Deux personnes impliquées dans une attaque djihadiste contre un café, qui avait fait 19 morts en août 2017 à Ouagadougou, ont été condamnées à la prison à vie par la justice du Burkina Faso. « Deux prévenus (…) ont été jugés lors d’une session du mois de novembre et condamnés à l’emprisonnement à vie », écrit le pôle judiciaire spécialisé dans la répression des actes terroristes dans un communiqué, consulté jeudi 2 janvier par l’Agence France-Presse. 
Ces deux personnes avaient été interpellées au cours d’une intervention antiterroriste en mai 2018 dans le quartier de Rayongo à Ouagadougou, à la suite d’enquêtes liées à l’attaque contre le café Aziz Istanbul, a-t-il précisé.
Dans la nuit du 13 au 14 août 2017, deux assaillants avaient ouvert le feu sur cet établissement situé sur l’avenue principale de la capitale. Ils avaient été abattus, ainsi que leur commanditaire, en mai 2018, lors de l’opération des forces spéciales burkinabées. Dix-neuf personnes, dont dix Burkinabés et neuf étrangers, avaient été tuées dans l’attaque, selon le bilan officiel. Parmi les victimes étrangères figuraient deux Koweïtiens, une Canadienne, une Algéro-Canadienne, un Français, un Sénégalais, un Nigérian, un Turc et un Libanais.
Cette attaque, qui n’avait pas été revendiquée, survenait plus d’un an après celle ayant visé le café Cappuccino, situé à 200 mètres de l’Aziz Istanbul, et plusieurs autres établissements, dont l’hôtel Splendid, faisant 30 morts et 71 blessés, en majorité des étrangers.

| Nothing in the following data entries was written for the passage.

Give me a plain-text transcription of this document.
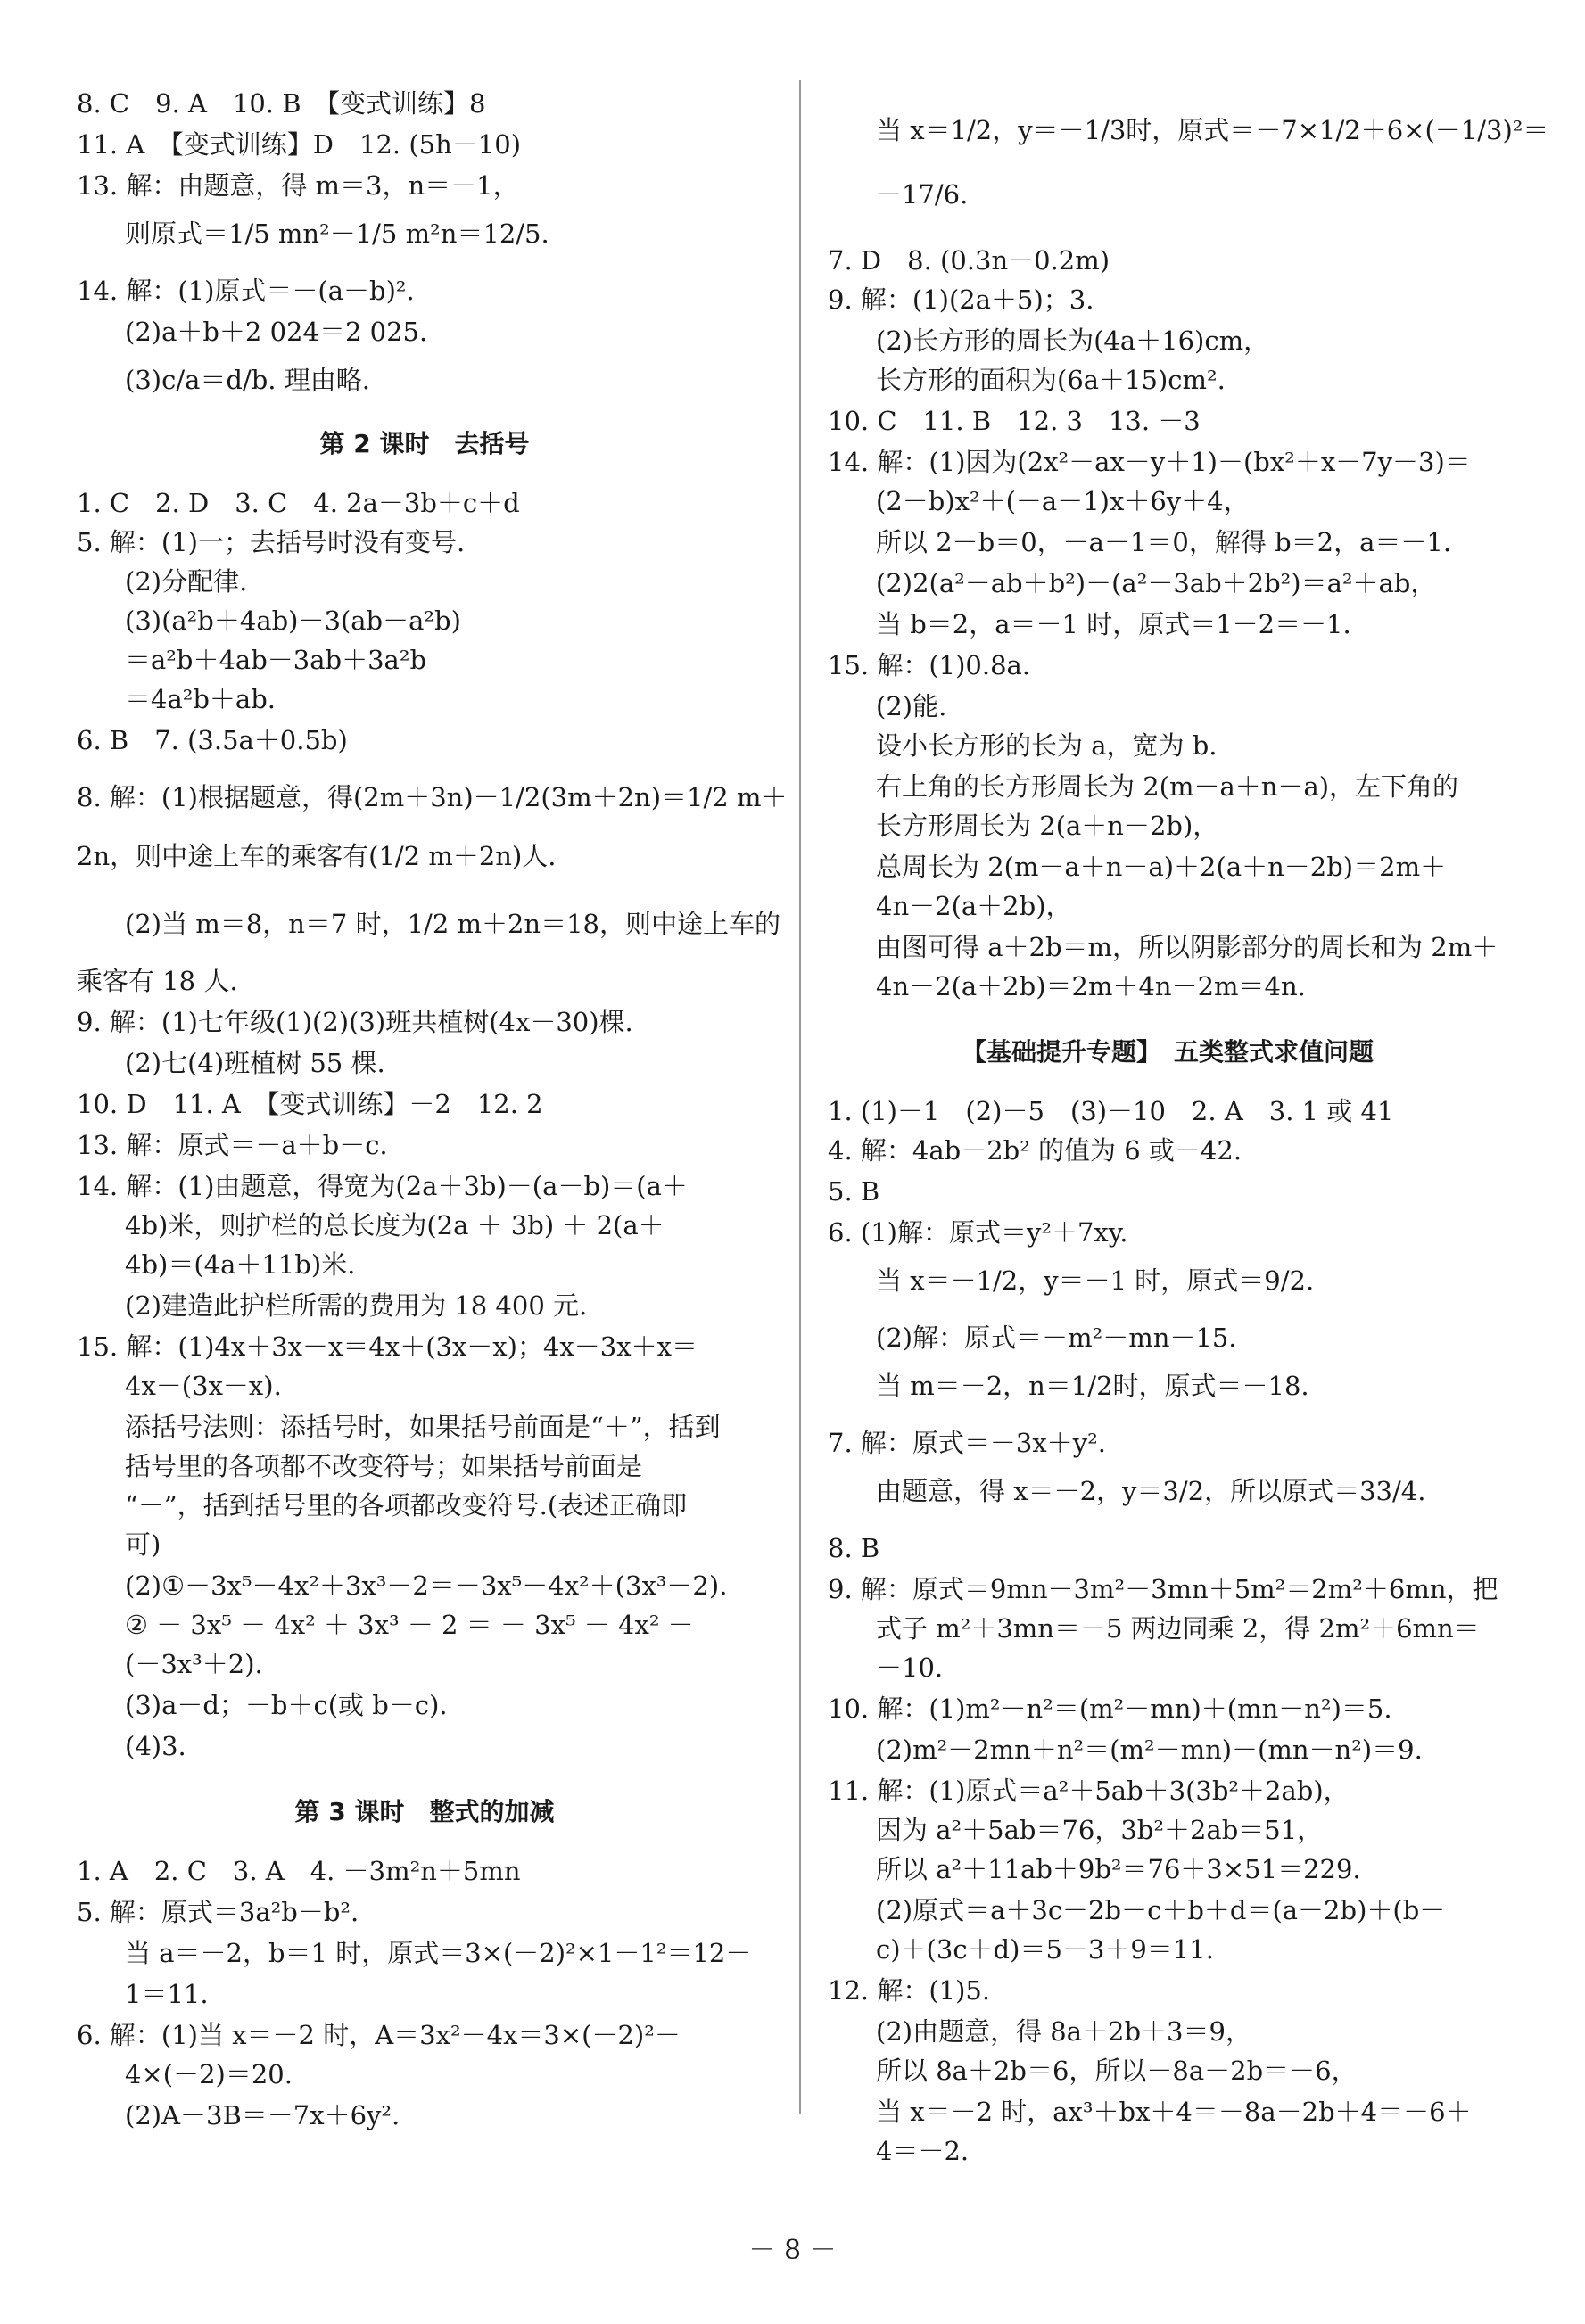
8. C　9. A　10. B　【变式训练】8
11. A　【变式训练】D　12. (5h－10)
13. 解：由题意，得 m＝3，n＝－1，
则原式＝1/5 mn²－1/5 m²n＝12/5.
14. 解：(1)原式＝－(a－b)².
(2)a＋b＋2 024＝2 025.
(3)c/a＝d/b. 理由略.
第 2 课时　去括号
1. C　2. D　3. C　4. 2a－3b＋c＋d
5. 解：(1)一；去括号时没有变号.
(2)分配律.
(3)(a²b＋4ab)－3(ab－a²b)
＝a²b＋4ab－3ab＋3a²b
＝4a²b＋ab.
6. B　7. (3.5a＋0.5b)
8. 解：(1)根据题意，得(2m＋3n)－1/2(3m＋2n)＝1/2 m＋
2n，则中途上车的乘客有(1/2 m＋2n)人.
(2)当 m＝8，n＝7 时，1/2 m＋2n＝18，则中途上车的
乘客有 18 人.
9. 解：(1)七年级(1)(2)(3)班共植树(4x－30)棵.
(2)七(4)班植树 55 棵.
10. D　11. A　【变式训练】－2　12. 2
13. 解：原式＝－a＋b－c.
14. 解：(1)由题意，得宽为(2a＋3b)－(a－b)＝(a＋
4b)米，则护栏的总长度为(2a ＋ 3b) ＋ 2(a＋
4b)＝(4a＋11b)米.
(2)建造此护栏所需的费用为 18 400 元.
15. 解：(1)4x＋3x－x＝4x＋(3x－x)；4x－3x＋x＝
4x－(3x－x).
添括号法则：添括号时，如果括号前面是“＋”，括到
括号里的各项都不改变符号；如果括号前面是
“－”，括到括号里的各项都改变符号.(表述正确即
可)
(2)①－3x⁵－4x²＋3x³－2＝－3x⁵－4x²＋(3x³－2).
② － 3x⁵ － 4x² ＋ 3x³ － 2 ＝ － 3x⁵ － 4x² －
(－3x³＋2).
(3)a－d；－b＋c(或 b－c).
(4)3.
第 3 课时　整式的加减
1. A　2. C　3. A　4. －3m²n＋5mn
5. 解：原式＝3a²b－b².
当 a＝－2，b＝1 时，原式＝3×(－2)²×1－1²＝12－
1＝11.
6. 解：(1)当 x＝－2 时，A＝3x²－4x＝3×(－2)²－
4×(－2)＝20.
(2)A－3B＝－7x＋6y².
当 x＝1/2，y＝－1/3时，原式＝－7×1/2＋6×(－1/3)²＝
－17/6.
7. D　8. (0.3n－0.2m)
9. 解：(1)(2a＋5)；3.
(2)长方形的周长为(4a＋16)cm，
长方形的面积为(6a＋15)cm².
10. C　11. B　12. 3　13. －3
14. 解：(1)因为(2x²－ax－y＋1)－(bx²＋x－7y－3)＝
(2－b)x²＋(－a－1)x＋6y＋4，
所以 2－b＝0，－a－1＝0，解得 b＝2，a＝－1.
(2)2(a²－ab＋b²)－(a²－3ab＋2b²)＝a²＋ab，
当 b＝2，a＝－1 时，原式＝1－2＝－1.
15. 解：(1)0.8a.
(2)能.
设小长方形的长为 a，宽为 b.
右上角的长方形周长为 2(m－a＋n－a)，左下角的
长方形周长为 2(a＋n－2b)，
总周长为 2(m－a＋n－a)＋2(a＋n－2b)＝2m＋
4n－2(a＋2b)，
由图可得 a＋2b＝m，所以阴影部分的周长和为 2m＋
4n－2(a＋2b)＝2m＋4n－2m＝4n.
【基础提升专题】　五类整式求值问题
1. (1)－1　(2)－5　(3)－10　2. A　3. 1 或 41
4. 解：4ab－2b² 的值为 6 或－42.
5. B
6. (1)解：原式＝y²＋7xy.
当 x＝－1/2，y＝－1 时，原式＝9/2.
(2)解：原式＝－m²－mn－15.
当 m＝－2，n＝1/2时，原式＝－18.
7. 解：原式＝－3x＋y².
由题意，得 x＝－2，y＝3/2，所以原式＝33/4.
8. B
9. 解：原式＝9mn－3m²－3mn＋5m²＝2m²＋6mn，把
式子 m²＋3mn＝－5 两边同乘 2，得 2m²＋6mn＝
－10.
10. 解：(1)m²－n²＝(m²－mn)＋(mn－n²)＝5.
(2)m²－2mn＋n²＝(m²－mn)－(mn－n²)＝9.
11. 解：(1)原式＝a²＋5ab＋3(3b²＋2ab)，
因为 a²＋5ab＝76，3b²＋2ab＝51，
所以 a²＋11ab＋9b²＝76＋3×51＝229.
(2)原式＝a＋3c－2b－c＋b＋d＝(a－2b)＋(b－
c)＋(3c＋d)＝5－3＋9＝11.
12. 解：(1)5.
(2)由题意，得 8a＋2b＋3＝9，
所以 8a＋2b＝6，所以－8a－2b＝－6，
当 x＝－2 时，ax³＋bx＋4＝－8a－2b＋4＝－6＋
4＝－2.
－ 8 －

Ouagadougou avait été ciblée une troisième fois, en mars 2018, par une double attaque ayant visé simultanément l’état-major des armées burkinabé et l’ambassade de France. Huit militaires burkinabés ont été tués lors de cette attaque. Selon le procureur Lafama Prosper Thiombiano, huit personnes impliquées dans cette attaque seront jugées à l’occasion d’une prochaine session dont la date n’a pas été communiquée.
Depuis 2015, le Burkina Faso est confronté à de nombreuses attaques de groupes armés djihadistes. Ces violences ont fait plus de 26 000 morts et près de deux millions de Burkinabés sont déplacés à cause du conflit, selon l’ONG Acled, qui recense les victimes de conflits dans le monde.